The results, Hufbauer said, are increased costs that are likely to benefit manufacturing firms without trickling down to workers.Looking past the trade deficit 

Supply chain concerns and Trump’s trade war with China have also made it increasingly critical that US manufacturers are able to pivot their supply chains quickly in case of shortages or escalating tariffs, experts say.

“The fact of the matter is supply chains have evolved to flow through China,” Tom Guevara, the director of the Indiana University Public Policy Institute, told Al Jazeera.

That means even if more products are manufactured in the US, any shortage in key components or ingredients sourced elsewhere could also cause things to grind to a halt.

Many of those key components are also part of the US trade deficit with China, which Trump campaigned heavily in 2016 on reducing. But it is a promise that has not been fulfilled, experts say, making it a topic that is likely to come up between Trump and Biden during the upcoming presidential debates.

And while it is a hot-button issue on the campaign trail, some economists say reducing the trade deficit will not necessarily help US manufacturers.

“Say we did get the trade deficit down to zero. We would get a one-time increase in jobs, but tech, as far as we know it, will roll on,” Hufbauer said, explaining that even if jobs are brought back to the US, automation and technological advances may eliminate others.

But, Guevara counters, “balance of trade does matter”.

“It can increase employment, but challenges also include increased productivity and fewer employees needed to achieve the same goals,” he added, explaining those factors could ultimately still lead the number of US manufacturing jobs to decline.

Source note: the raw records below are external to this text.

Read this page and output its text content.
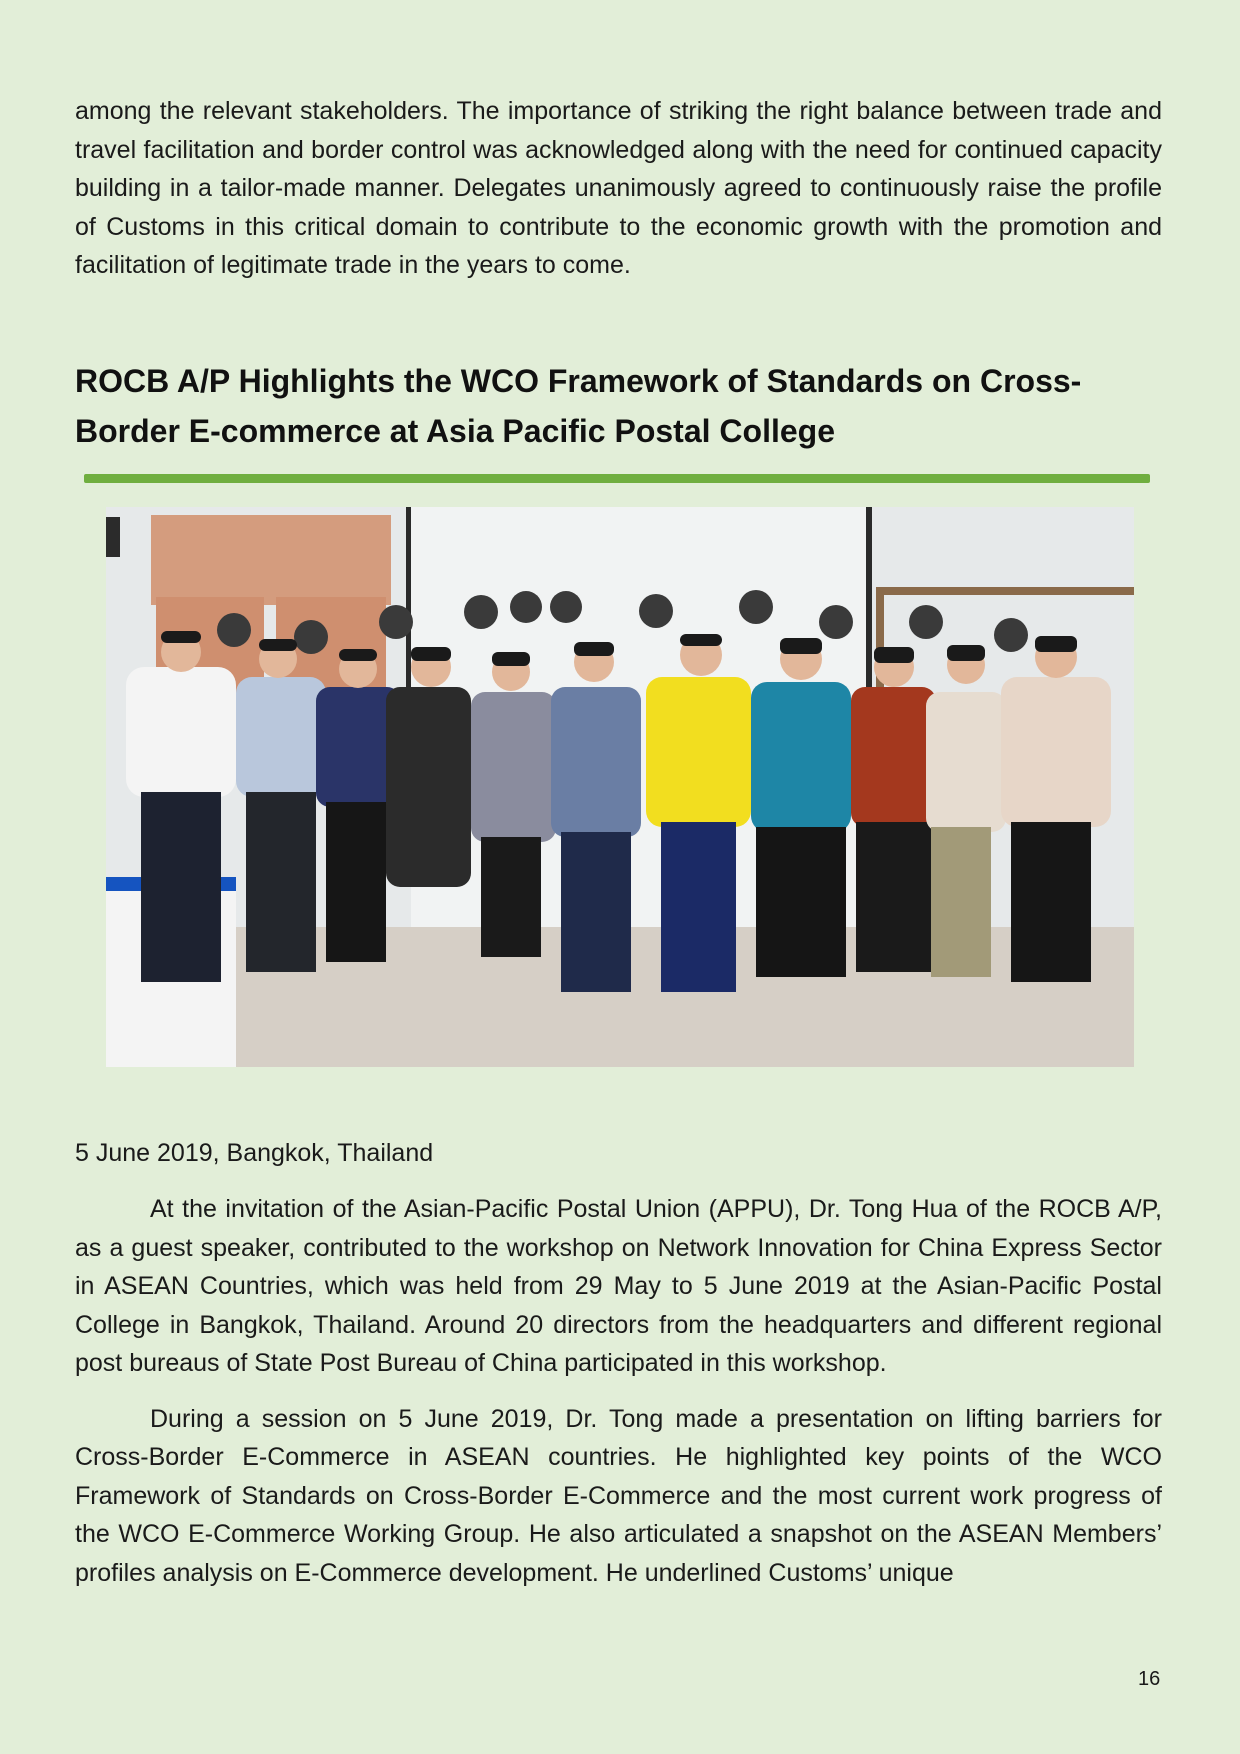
among the relevant stakeholders. The importance of striking the right balance between trade and travel facilitation and border control was acknowledged along with the need for continued capacity building in a tailor-made manner. Delegates unanimously agreed to continuously raise the profile of Customs in this critical domain to contribute to the economic growth with the promotion and facilitation of legitimate trade in the years to come.

ROCB A/P Highlights the WCO Framework of Standards on Cross-Border E-commerce at Asia Pacific Postal College
5 June 2019, Bangkok, Thailand

At the invitation of the Asian-Pacific Postal Union (APPU), Dr. Tong Hua of the ROCB A/P, as a guest speaker, contributed to the workshop on Network Innovation for China Express Sector in ASEAN Countries, which was held from 29 May to 5 June 2019 at the Asian-Pacific Postal College in Bangkok, Thailand. Around 20 directors from the headquarters and different regional post bureaus of State Post Bureau of China participated in this workshop.

During a session on 5 June 2019, Dr. Tong made a presentation on lifting barriers for Cross-Border E-Commerce in ASEAN countries. He highlighted key points of the WCO Framework of Standards on Cross-Border E-Commerce and the most current work progress of the WCO E-Commerce Working Group. He also articulated a snapshot on the ASEAN Members’ profiles analysis on E-Commerce development. He underlined Customs’ unique

16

That is why, Guevara said: “Regardless of the next administration, the COVID-19 crisis has exacerbated certain weaknesses in the manufacturing sector that need to be shored up,” potentially through private and public partnerships.

Both candidates have their own proposals on that, too. The Trump administration is creating incentives for private-level apprenticeships. Biden’s platform involves investing in vocational training and partnerships between employers and community colleges.

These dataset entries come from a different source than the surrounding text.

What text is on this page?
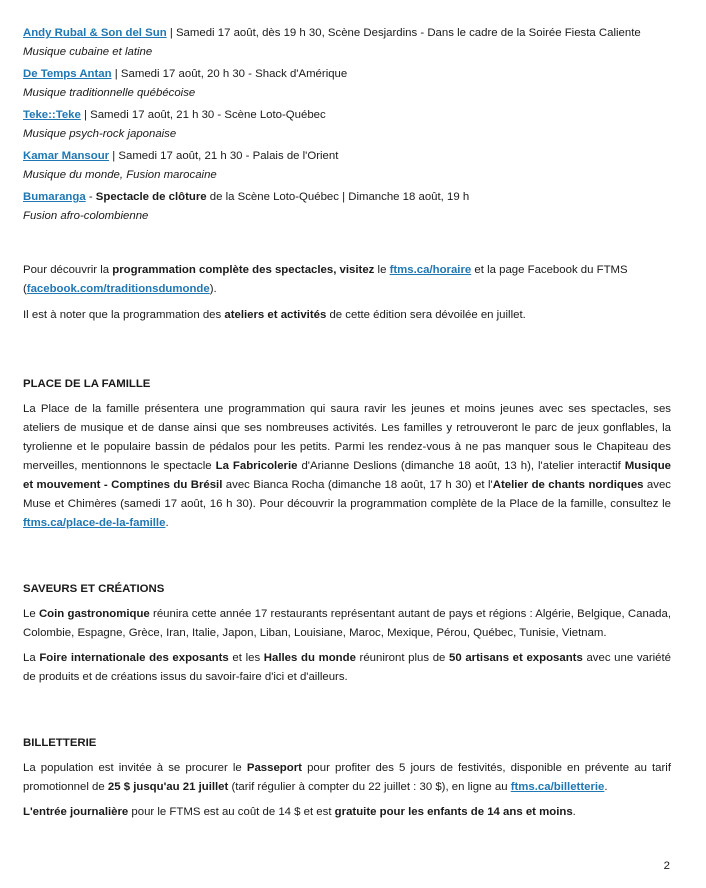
Andy Rubal & Son del Sun | Samedi 17 août, dès 19 h 30, Scène Desjardins - Dans le cadre de la Soirée Fiesta Caliente

Musique cubaine et latine

De Temps Antan | Samedi 17 août, 20 h 30 - Shack d'Amérique

Musique traditionnelle québécoise

Teke::Teke | Samedi 17 août, 21 h 30 - Scène Loto-Québec

Musique psych-rock japonaise

Kamar Mansour | Samedi 17 août, 21 h 30 - Palais de l'Orient

Musique du monde, Fusion marocaine

Bumaranga - Spectacle de clôture de la Scène Loto-Québec | Dimanche 18 août, 19 h

Fusion afro-colombienne

Pour découvrir la programmation complète des spectacles, visitez le ftms.ca/horaire et la page Facebook du FTMS (facebook.com/traditionsdumonde).

Il est à noter que la programmation des ateliers et activités de cette édition sera dévoilée en juillet.

PLACE DE LA FAMILLE

La Place de la famille présentera une programmation qui saura ravir les jeunes et moins jeunes avec ses spectacles, ses ateliers de musique et de danse ainsi que ses nombreuses activités. Les familles y retrouveront le parc de jeux gonflables, la tyrolienne et le populaire bassin de pédalos pour les petits. Parmi les rendez-vous à ne pas manquer sous le Chapiteau des merveilles, mentionnons le spectacle La Fabricolerie d'Arianne Deslions (dimanche 18 août, 13 h), l'atelier interactif Musique et mouvement - Comptines du Brésil avec Bianca Rocha (dimanche 18 août, 17 h 30) et l'Atelier de chants nordiques avec Muse et Chimères (samedi 17 août, 16 h 30). Pour découvrir la programmation complète de la Place de la famille, consultez le ftms.ca/place-de-la-famille.

SAVEURS ET CRÉATIONS

Le Coin gastronomique réunira cette année 17 restaurants représentant autant de pays et régions : Algérie, Belgique, Canada, Colombie, Espagne, Grèce, Iran, Italie, Japon, Liban, Louisiane, Maroc, Mexique, Pérou, Québec, Tunisie, Vietnam.

La Foire internationale des exposants et les Halles du monde réuniront plus de 50 artisans et exposants avec une variété de produits et de créations issus du savoir-faire d'ici et d'ailleurs.

BILLETTERIE

La population est invitée à se procurer le Passeport pour profiter des 5 jours de festivités, disponible en prévente au tarif promotionnel de 25 $ jusqu'au 21 juillet (tarif régulier à compter du 22 juillet : 30 $), en ligne au ftms.ca/billetterie.

L'entrée journalière pour le FTMS est au coût de 14 $ et est gratuite pour les enfants de 14 ans et moins.

2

Economists agree the next administration has a crucial role to play in the future of US manufacturing, particularly as the country recovers from the economic fallout of the pandemic.

“It’s not realistic to expect that we will go back to the same levels we once had where the manufacturing level was double the GDP than it is now, but we can be stronger and more competitive,” Guevara said.

For Bob, Trump’s manufacturing report card factors heavily into his vote. He said he worries Biden’s proposed corporate tax rise could end up hurting workers like himself.

“I worked for eight years under the progressive policies of the Obama and Biden administration,” he said. “But I’ve seen job growth with Trump. How is that not good for the working class?”